Whether engineers working in public health obtain their education in both public health and engineering in integrated or separate programs, having such a combined background is optimal to ensuring that they are most effective. A combined background allows them to understand and function across both fields and apply both the engineering and public health skill sets to public health challenges. For example, an engineering education builds critical thinking and problem-solving skills that can be applied to public health issues. Public health education is complementary in that it helps engineers apply those skills in assessing public health impacts, especially in activities involving engineering interventions. Expanding opportunities for students to obtain backgrounds in both fields is also essential for reinvigorating public health engineering as a profession.
5. Conclusions: Re-Integrating Public Health Engineering into Practice
The SFC Program within the Indian Health Service discussed above provides an excellent example of a public health engineering program that has positively impacted public health in the U.S. At the same time, since this successful program is not widely known outside of American Indian and Alaska Native communities, it also demonstrates the lack of recognition of public health engineering as a profession. Restoring recognition to public health engineering and expanding its practice will help to lay the foundation for large scale public health improvements.
In addition, the preceding case highlights many of the attributes of the public health engineer as seen in practice. These qualities were also championed during the extraordinary career of Abel Wolman (Figure 2
) and his advocacy for engineering to be integrated in the practice of public health. Wolman was a prolific writer and thought leader in public health engineering, authoring hundreds of papers over the course of a career spanning eight decades [25
]. In his last paper, presented to the 1986 World Health Forum when he was 94, Wolman emphasized the importance of the environment as a determinant of health throughout the world [26
]. The scale of global health challenges argue for interdisciplinary approaches to public health practice that are very consistent with Wolman’s vision for the application of the engineering skill set to population health challenges around the globe. For example, the case study of the Indian Health Service program discussed in this paper may provide a potential model for improving WASH conditions in other underserved locations, and consequently improving public health. It has been widely recognized that the severity of the cholera epidemic which started in 2010 in Haiti was due to the lack of water and sanitation infrastructure and services in that country [27
]. Because the WASH deficiencies in Haiti evolved during decades of limited attention and resources, a long term, sustained public health engineering approach with dedicated resources similar to that of the SFC program will be needed to improve such situations. This would, in turn, require increased development of public health engineers with the necessary skills and experience to manage and sustain such programs. There are some hopeful signs of progress in this area.
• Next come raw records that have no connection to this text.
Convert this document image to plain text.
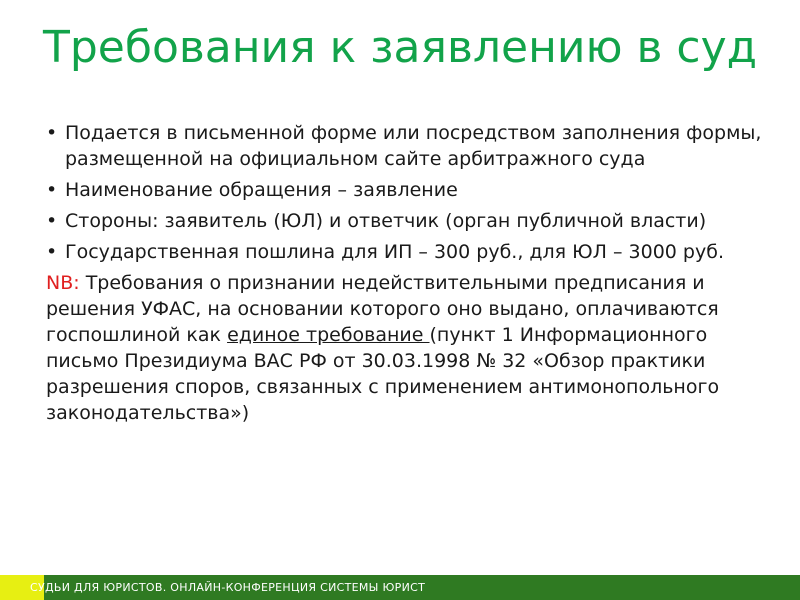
Требования к заявлению в суд
• Подается в письменной форме или посредством заполнения формы, размещенной на официальном сайте арбитражного суда
• Наименование обращения – заявление
• Стороны: заявитель (ЮЛ) и ответчик (орган публичной власти)
• Государственная пошлина для ИП – 300 руб., для ЮЛ – 3000 руб.
NB: Требования о признании недействительными предписания и решения УФАС, на основании которого оно выдано, оплачиваются госпошлиной как единое требование (пункт 1 Информационного письмо Президиума ВАС РФ от 30.03.1998 № 32 «Обзор практики разрешения споров, связанных с применением антимонопольного законодательства»)
СУДЬИ ДЛЯ ЮРИСТОВ. ОНЛАЙН-КОНФЕРЕНЦИЯ СИСТЕМЫ ЮРИСТ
As mentioned above, university programs incorporating engineering and public health, while still relatively uncommon in the U.S., have expanded in recent years, especially focused on WASH issues in lower income countries. These programs have been met with an overwhelmingly positive response from students, and will help to lay the foundation for a resurgence of engineers working in the public health arena. That will, in turn, underline the need for wider recognition of public health engineering as a profession.
In summary, we believe that there is a current need to strengthen the connection between engineering and the practice of public health, and that an appropriate descriptor for this connection is “public health engineering”.